5. The method of claim 4, wherein when the transmission routing bridge and the destination When the end system is connected, the transmission routing bridge sends the original data frame obtained by decapsulating the data frame to the destination system directly; otherwise, the transmission routing bridge unicasts the data frame. The format is re-encapsulated and forwarded in a unicast manner to the next destination routing bridge connected to the destination system.

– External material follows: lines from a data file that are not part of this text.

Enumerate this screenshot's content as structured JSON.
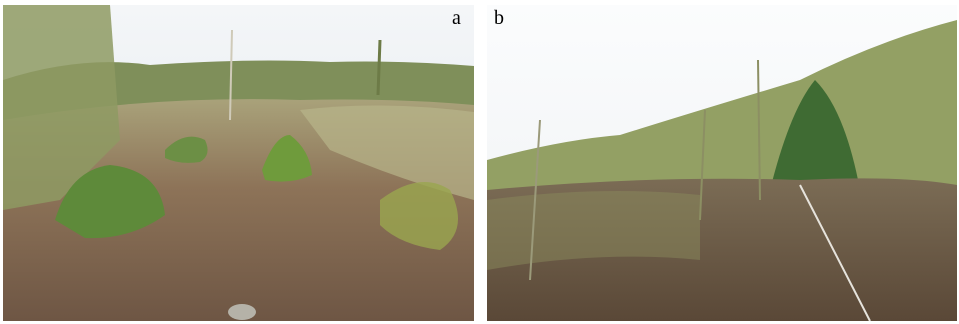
{
  "panels": [
    {
      "label": "a"
    },
    {
      "label": "b"
    }
  ]
}
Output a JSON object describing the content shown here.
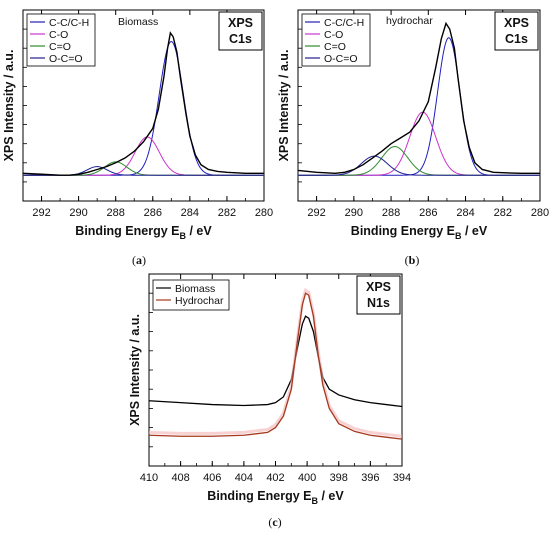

 The method according to any one of claims 1 to 5, wherein, before the transmission routing bridge receives the data frame multicasted by the upstream node of the distribution tree as an unknown unicast data frame, the method further includes: The transmission routing bridge determines whether the received data frame is an unknown unicast data frame, and the transmission routing bridge determines that the received data frame is an unknown unicast data frame, and processes the data frame according to the above steps; It is determined that the received data frame is not an unknown unicast data frame, and continues to be distributed along the downstream of the transmission routing bridge in a multicast manner.

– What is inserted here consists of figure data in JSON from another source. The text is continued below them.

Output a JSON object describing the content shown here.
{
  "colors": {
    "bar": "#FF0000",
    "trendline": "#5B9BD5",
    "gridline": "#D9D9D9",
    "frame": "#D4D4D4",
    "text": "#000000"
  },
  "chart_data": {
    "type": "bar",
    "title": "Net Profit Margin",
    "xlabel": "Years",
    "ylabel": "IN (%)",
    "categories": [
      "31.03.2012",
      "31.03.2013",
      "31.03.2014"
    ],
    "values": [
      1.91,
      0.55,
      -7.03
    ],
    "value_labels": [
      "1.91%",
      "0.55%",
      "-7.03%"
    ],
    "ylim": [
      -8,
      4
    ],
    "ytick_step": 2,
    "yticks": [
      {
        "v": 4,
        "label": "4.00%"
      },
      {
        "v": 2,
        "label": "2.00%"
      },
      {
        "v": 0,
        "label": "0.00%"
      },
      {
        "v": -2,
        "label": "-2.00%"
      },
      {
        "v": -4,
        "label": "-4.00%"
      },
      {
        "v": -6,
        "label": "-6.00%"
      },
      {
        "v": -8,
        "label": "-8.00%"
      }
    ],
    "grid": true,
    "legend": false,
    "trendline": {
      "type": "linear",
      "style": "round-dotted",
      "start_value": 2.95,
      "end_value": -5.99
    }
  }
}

 The method of claim 6, wherein the determining whether the received data frame is an unknown unicast data frame is: an address, determining that the destination MAC address of the data frame is a unicast address, The data frame is an unknown unicast data frame. The destination MAC address of the data frame is not a unicast address, and the data frame is a general multicast data frame.

 The method of claim 6, wherein the method further comprises: before the transmission routing bridge determines whether the received data frame is an unknown unicast data frame, the method further includes:

 The transmission routing bridge determines whether the received data frame is complete and valid, and determines that the received data frame is complete and valid, and then continues processing; determining that the received data frame is incomplete or invalid, and then losing abandoned.

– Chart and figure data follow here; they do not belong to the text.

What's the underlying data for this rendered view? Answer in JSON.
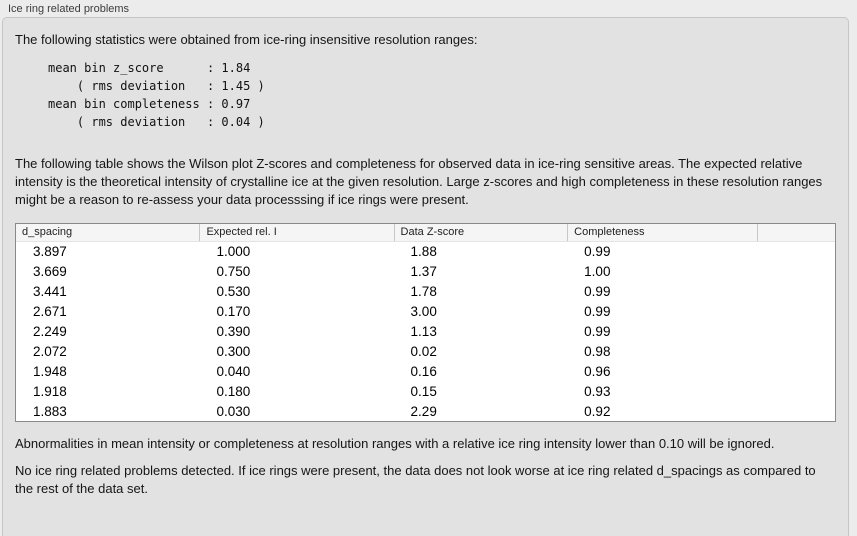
{
  "panel": {
    "title": "Ice ring related problems"
  },
  "intro": {
    "text": "The following statistics were obtained from ice-ring insensitive resolution ranges:"
  },
  "stats": {
    "lines": [
      "mean bin z_score      : 1.84",
      "    ( rms deviation   : 1.45 )",
      "mean bin completeness : 0.97",
      "    ( rms deviation   : 0.04 )"
    ]
  },
  "description": {
    "text": "The following table shows the Wilson plot Z-scores and completeness for observed data in ice-ring sensitive areas. The expected relative intensity is the theoretical intensity of crystalline ice at the given resolution. Large z-scores and high completeness in these resolution ranges might be a reason to re-assess your data processsing if ice rings were present."
  },
  "table": {
    "columns": [
      "d_spacing",
      "Expected rel. I",
      "Data Z-score",
      "Completeness",
      ""
    ],
    "rows": [
      [
        "3.897",
        "1.000",
        "1.88",
        "0.99"
      ],
      [
        "3.669",
        "0.750",
        "1.37",
        "1.00"
      ],
      [
        "3.441",
        "0.530",
        "1.78",
        "0.99"
      ],
      [
        "2.671",
        "0.170",
        "3.00",
        "0.99"
      ],
      [
        "2.249",
        "0.390",
        "1.13",
        "0.99"
      ],
      [
        "2.072",
        "0.300",
        "0.02",
        "0.98"
      ],
      [
        "1.948",
        "0.040",
        "0.16",
        "0.96"
      ],
      [
        "1.918",
        "0.180",
        "0.15",
        "0.93"
      ],
      [
        "1.883",
        "0.030",
        "2.29",
        "0.92"
      ]
    ]
  },
  "notes": {
    "ignore_note": "Abnormalities in mean intensity or completeness at resolution ranges with a relative ice ring intensity lower than 0.10 will be ignored.",
    "conclusion": "No ice ring related problems detected. If ice rings were present, the data does not look worse at ice ring related d_spacings as compared to the rest of the data set."
  },
  "colors": {
    "page_bg": "#ececec",
    "panel_bg": "#e2e2e2",
    "panel_border": "#c6c6c6",
    "table_border": "#8a8a8a",
    "table_header_bg": "#f5f5f5",
    "table_body_bg": "#ffffff",
    "text": "#151515"
  }
}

 The method of claim 6, wherein the method further comprises: before the transmission routing bridge determines whether the received data frame is an unknown unicast data frame, the method further includes:

The transmission routing bridge acquires the upstream neighbor of the transmission routing bridge and obtains the information and Ingress information of the distribution tree by decapsulating the received data frame.

10. The method of claim 6, wherein the method is applied to a multi-link transparent interconnect TRILL network system.

 A routing device, wherein the routing device comprises: a receiving module; a determining module and a processing module;

 The receiving module is configured to receive a data frame;

 The determining module is configured to determine whether the data frame is an unknown unicast data frame and determine location information of the destination system in which the routing device stores the data frame;

 The processing module is configured to: after processing the data frame according to the judgment result of the determining module, forwarding the data frame to the destination end system or a routing bridge connected to the destination end system, and terminating the data frame The distribution continues along the other downstream of the transport routing bridge; or continues to be distributed downstream along the transport routing bridge in a multicast manner.

 The routing device of claim 11, wherein the device further comprises an obtaining module, the acquiring module is configured to decapsulate the data frame to obtain corresponding information, and determine whether the data frame is complete. And the information obtained by the obtaining module includes an upstream neighbor of the routing device, a destination MAC address of the data frame, and information of the distribution tree and Ingress information.

 13. A multi-link transparent interconnect TRILL network system, wherein the system comprises: at least one sender system and a destination system, and at least one connection between the sender system and the destination system as claimed in claim 11 Or the routing device of 12.